Flinkflow — System Architecture Diagram

Full System Overview


Pipeline Step Flow


Kubernetes Deployment Architecture


Flowlet Resolution Flow


Polyglot & Security Architecture

Flinkflow separates pipeline structure (YAML) from custom business logic (Java/Python/Camel/Agent).

Execution Engines

  • Janino Engine: High-performance Java compilation at runtime. Snippets are compiled directly into Flink RichMapFunction, RichFilterFunction, etc., and execute at native JVM speeds.
  • GraalVM Python Engine: Advanced polyglot execution.

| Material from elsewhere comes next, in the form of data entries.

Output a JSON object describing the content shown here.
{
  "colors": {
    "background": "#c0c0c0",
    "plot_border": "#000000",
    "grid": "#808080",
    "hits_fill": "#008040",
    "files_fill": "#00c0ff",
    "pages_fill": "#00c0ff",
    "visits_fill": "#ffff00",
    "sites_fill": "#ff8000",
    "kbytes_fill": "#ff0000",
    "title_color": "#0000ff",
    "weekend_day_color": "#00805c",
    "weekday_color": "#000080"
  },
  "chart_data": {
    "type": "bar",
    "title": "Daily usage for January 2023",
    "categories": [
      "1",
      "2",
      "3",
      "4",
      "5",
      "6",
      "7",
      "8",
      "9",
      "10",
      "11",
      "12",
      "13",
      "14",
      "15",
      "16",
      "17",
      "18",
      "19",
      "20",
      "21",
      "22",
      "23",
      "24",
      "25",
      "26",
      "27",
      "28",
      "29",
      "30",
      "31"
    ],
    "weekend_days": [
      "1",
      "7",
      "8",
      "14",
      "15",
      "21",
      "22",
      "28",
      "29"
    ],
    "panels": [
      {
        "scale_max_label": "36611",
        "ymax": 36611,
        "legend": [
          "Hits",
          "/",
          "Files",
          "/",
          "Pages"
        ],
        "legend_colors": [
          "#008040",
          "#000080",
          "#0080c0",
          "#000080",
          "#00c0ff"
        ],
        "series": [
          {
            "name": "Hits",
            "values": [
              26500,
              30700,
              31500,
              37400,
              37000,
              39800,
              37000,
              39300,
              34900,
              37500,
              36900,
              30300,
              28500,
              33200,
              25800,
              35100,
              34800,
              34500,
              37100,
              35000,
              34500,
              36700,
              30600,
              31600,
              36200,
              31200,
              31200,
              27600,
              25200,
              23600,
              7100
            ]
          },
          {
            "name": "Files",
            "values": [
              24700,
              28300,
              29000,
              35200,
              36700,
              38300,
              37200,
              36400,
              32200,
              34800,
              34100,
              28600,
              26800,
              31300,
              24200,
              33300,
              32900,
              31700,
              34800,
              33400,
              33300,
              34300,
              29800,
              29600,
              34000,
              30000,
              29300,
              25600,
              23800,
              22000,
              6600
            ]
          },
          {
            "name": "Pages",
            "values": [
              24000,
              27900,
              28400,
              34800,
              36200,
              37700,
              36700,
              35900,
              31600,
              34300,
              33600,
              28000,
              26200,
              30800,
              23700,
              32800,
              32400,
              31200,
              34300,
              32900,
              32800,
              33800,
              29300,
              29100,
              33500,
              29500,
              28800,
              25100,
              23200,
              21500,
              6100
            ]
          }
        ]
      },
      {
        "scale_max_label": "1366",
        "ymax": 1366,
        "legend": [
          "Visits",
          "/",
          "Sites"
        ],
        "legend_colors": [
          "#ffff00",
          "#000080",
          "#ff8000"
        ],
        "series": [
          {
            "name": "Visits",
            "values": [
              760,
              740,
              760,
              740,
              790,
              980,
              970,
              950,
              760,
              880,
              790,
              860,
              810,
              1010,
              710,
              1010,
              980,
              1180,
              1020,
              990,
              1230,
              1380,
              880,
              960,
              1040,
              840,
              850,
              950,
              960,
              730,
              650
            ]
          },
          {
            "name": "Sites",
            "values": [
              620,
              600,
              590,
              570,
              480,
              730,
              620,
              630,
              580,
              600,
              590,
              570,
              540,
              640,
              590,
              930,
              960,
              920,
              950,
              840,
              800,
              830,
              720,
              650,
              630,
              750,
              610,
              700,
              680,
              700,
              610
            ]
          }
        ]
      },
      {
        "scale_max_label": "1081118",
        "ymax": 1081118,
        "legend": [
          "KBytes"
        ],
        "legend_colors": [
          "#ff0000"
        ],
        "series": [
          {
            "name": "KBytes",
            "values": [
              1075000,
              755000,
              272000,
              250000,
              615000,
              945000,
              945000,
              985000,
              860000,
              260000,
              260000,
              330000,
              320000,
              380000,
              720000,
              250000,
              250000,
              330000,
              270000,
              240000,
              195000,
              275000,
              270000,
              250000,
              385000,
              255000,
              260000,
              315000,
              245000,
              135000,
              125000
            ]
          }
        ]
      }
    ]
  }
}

Python snippets are executed within a Restricted Sandbox provided by the GraalVM Context API.
  • Apache Camel Engine: Declarative expression and route evaluation.
    • Expressions: Supports Simple, JsonPath, and Groovy for data-centric transformations.
    • YAML DSL: Supports full Camel YAML DSL fragments, enabling complex EIPs (Choice, Throttler, Unmarshal) within a single Flink operator.
  • Agentic Bridge (language: agent): Runs autonomous LLM-backed AI agents directly inside a Flink ProcessFunction. Supports multi-turn stateful memory (Flink ValueState), Flowlet-as-a-Tool execution, and multiple providers:
    • OpenAI: gpt-4o, gpt-4, o1-*, o3-* — requires OPENAI_API_KEY
    • Google Gemini (AI Studio): gemini-* — requires GOOGLE_API_KEY
    • Google Vertex AI: Any Gemini model with provider: vertex — uses Application Default Credentials (ADC)

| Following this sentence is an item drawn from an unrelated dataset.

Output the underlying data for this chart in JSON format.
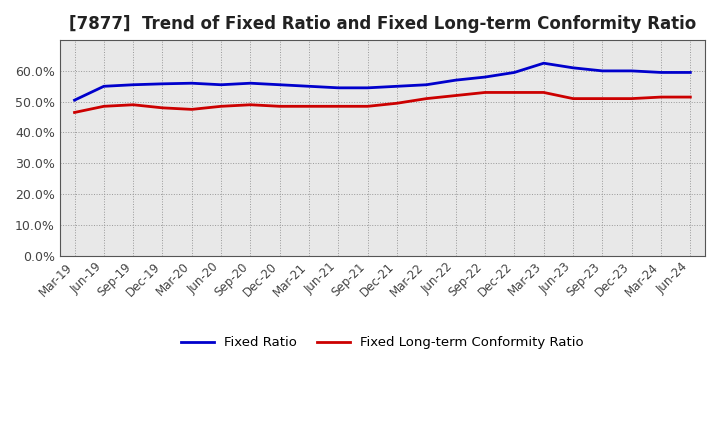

Security Sandboxing (Zero-Trust)

Flinkflow implements a strict, deny-by-default security model for guest code execution to protect the Flink JobManager and TaskManagers from potential exploits within user-supplied YAML logic.

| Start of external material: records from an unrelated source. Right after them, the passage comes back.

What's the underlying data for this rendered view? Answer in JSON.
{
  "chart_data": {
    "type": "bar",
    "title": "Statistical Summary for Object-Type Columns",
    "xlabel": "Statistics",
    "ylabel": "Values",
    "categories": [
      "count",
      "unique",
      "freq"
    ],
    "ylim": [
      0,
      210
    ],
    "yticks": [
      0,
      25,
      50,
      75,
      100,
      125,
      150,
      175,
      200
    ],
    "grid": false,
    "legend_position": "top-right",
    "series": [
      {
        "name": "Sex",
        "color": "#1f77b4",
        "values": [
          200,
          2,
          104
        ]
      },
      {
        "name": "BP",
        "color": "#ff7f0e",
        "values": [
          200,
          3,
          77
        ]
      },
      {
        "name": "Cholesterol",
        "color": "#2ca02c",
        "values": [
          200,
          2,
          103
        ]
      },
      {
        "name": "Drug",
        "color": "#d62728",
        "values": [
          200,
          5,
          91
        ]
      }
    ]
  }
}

Python Sandbox Protections (GraalVM)

The Python execution environment (PythonEvaluator.java) is configured with a zero-trust policy:

  • Blocked File System Access: IOAccess.NONE is enforced. Guest scripts cannot read from or write to the host disk (it cannot access secrets, /etc/hosts, or log files).
  • Blocked Java Class Lookup: Scripts are prohibited from using import java or looking up arbitrary Java classes. This prevents scripts from calling java.lang.System.exit() or accessing internal JVM state.
  • Blocked Native Access: Loading native libraries or executing external binaries is strictly prohibited.
  • Blocked Multi-Threading: Scripts cannot spawn new host threads or background processes.
  • Blocked Polyglot Interop: Python logic cannot access or execute other guest languages.
  • Scoped Host Access: Guest code can only interact with host objects that are explicitly passed as arguments by the Flinkflow engine.

Java Logic Validation (Janino)

Java code snippets are dynamically compiled into isolated functional blocks. By default, they do not share broad access to the Flinkflow application's internal classes, ensuring that custom business logic remains bounded by the pipeline context.